I guess it's because the Bootloader is not an engineering SPL Unlocked bootloader or something along those lines..

Is there a way to get an SPL Unlocked Bootloader for the Galaxy Nexus or a different way to get this accomplished?

I also thought about possibly adding commands to the start up script so it was semi-permanent..

Not really sure the best approach to get this achieved..

I have a MAC Address that is registered on my school's network.. They won't register my Nexus so I wanted to just use my old devices MAC Address..

Any help is appreciated.

Thanks in advance!


----------



## RMarkwald (Oct 19, 2011)

I have the issue of my MAC changing every time I boot... I'd love to tell you if it's possible, as I wonder if it'd help my situation as well.

Sent from my Galaxy Nexus using RootzWiki


----------



## yarly (Jun 22, 2011)

http://android.stackexchange.com/questions/17657/how-to-change-permanent-mac-address-on-my-android-phone


----------



## DizzyThermal (Jun 15, 2011)

yarly said:


> http://android.stack...y-android-phone


I did come across this page yarly, however.. The Busybox method is not permanent and for some reason I do not have the file "nvram.txt" in the specified location..

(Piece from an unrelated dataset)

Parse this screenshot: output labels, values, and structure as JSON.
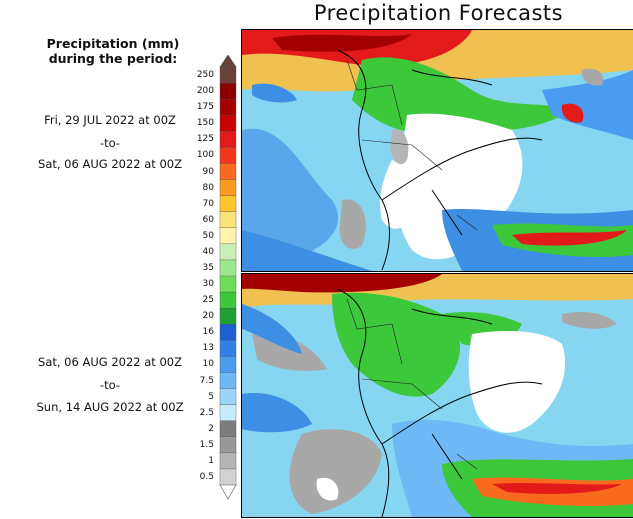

Either way, neither of the methods seem to stick after a reboot..

I think if those commands were issued on a boot up script it might be the solution I need..

I tried to write a script and place it in /etc/init.d/ However, it doesn't seem to want to run my script.. Is there something preventing the Android OS from running every script in that folder?

Thanks


----------



## Artimis (Dec 25, 2011)

I'm in the same situation. Have you found any method that works yet?

I actually don't want anything permanent.....but I haven't found any temporary method that works yet either.


----------